Biological Functions of MicroRNAs
By disrupting the regulation of particular targets, several groups, including ours, have demonstrated the importance of miRNA-directed regulation during each stage of plant development. Our efforts, often in collaboration with Bonnie Bartel's lab (Rice University), have focused on the repression of the messages of NAC-domain transcription factors, auxin-response transcription factors, HD-Zip transcription factors, and ARGONAUTE1, a protein crucial for plant miRNA function. With regard to miRNA function in mammals, we showed that miR-196 directs the cleavageof HoxB8 mRNA during mouse embryonic development and also appears to repress paralogous Hox genes. More recently, we worked with Michael Hemann (Massachusetts Institute of Technology) to show that disrupting the miRNA regulation of the Hmga2 oncogene enhances oncogenic transformation. Because many human tumors possess defective HMGA2 genes that lack the miRNA complementary sites, our work indicates that losing miRNA regulation of this oncogene contributes to human cancers.

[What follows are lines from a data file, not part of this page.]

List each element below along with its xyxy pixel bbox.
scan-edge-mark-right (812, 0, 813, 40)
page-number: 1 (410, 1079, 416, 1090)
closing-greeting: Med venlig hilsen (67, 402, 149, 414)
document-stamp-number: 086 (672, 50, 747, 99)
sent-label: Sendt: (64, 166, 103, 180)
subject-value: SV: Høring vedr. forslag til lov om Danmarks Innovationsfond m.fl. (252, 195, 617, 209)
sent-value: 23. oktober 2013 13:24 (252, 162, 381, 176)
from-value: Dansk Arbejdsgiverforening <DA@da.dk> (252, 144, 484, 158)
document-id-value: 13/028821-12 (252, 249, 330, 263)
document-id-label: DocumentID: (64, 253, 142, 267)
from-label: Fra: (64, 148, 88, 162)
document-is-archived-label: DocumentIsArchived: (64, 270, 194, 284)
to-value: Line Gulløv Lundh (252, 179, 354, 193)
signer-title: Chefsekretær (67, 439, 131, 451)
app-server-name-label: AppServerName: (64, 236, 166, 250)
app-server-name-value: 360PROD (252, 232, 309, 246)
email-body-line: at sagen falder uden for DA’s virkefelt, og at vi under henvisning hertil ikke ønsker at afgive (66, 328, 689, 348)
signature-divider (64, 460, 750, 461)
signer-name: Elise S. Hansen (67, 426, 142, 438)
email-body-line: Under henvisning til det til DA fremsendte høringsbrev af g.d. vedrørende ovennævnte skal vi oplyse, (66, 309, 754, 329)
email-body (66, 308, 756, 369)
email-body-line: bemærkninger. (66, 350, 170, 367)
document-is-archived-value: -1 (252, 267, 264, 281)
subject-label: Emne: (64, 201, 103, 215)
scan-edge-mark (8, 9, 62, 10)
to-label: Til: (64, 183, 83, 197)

RNA-Catalyzed RNA Polymerization
The RNA world hypothesis states that early life forms lacked protein enzymes and depended instead on enzymes composed of RNA. This hypothesis relies on the premise that some RNA sequences can catalyze RNA replication. In support of this idea, we have created an RNA molecule that catalyzes the type of polymerization reaction needed for RNA replication. The ribozyme uses nucleoside triphosphates and the coding information of an RNA template to extend an RNA primer by the successive addition of up to 14 nucleotides—more than a complete turn of an RNA helix. Its polymerization is quite accurate, and most importantly, it is general in terms of the sequence and length of the primer and template RNAs, as would be needed for self-replication and evolution. We are examining the catalytic and structural features of this ribozyme and its predecessors.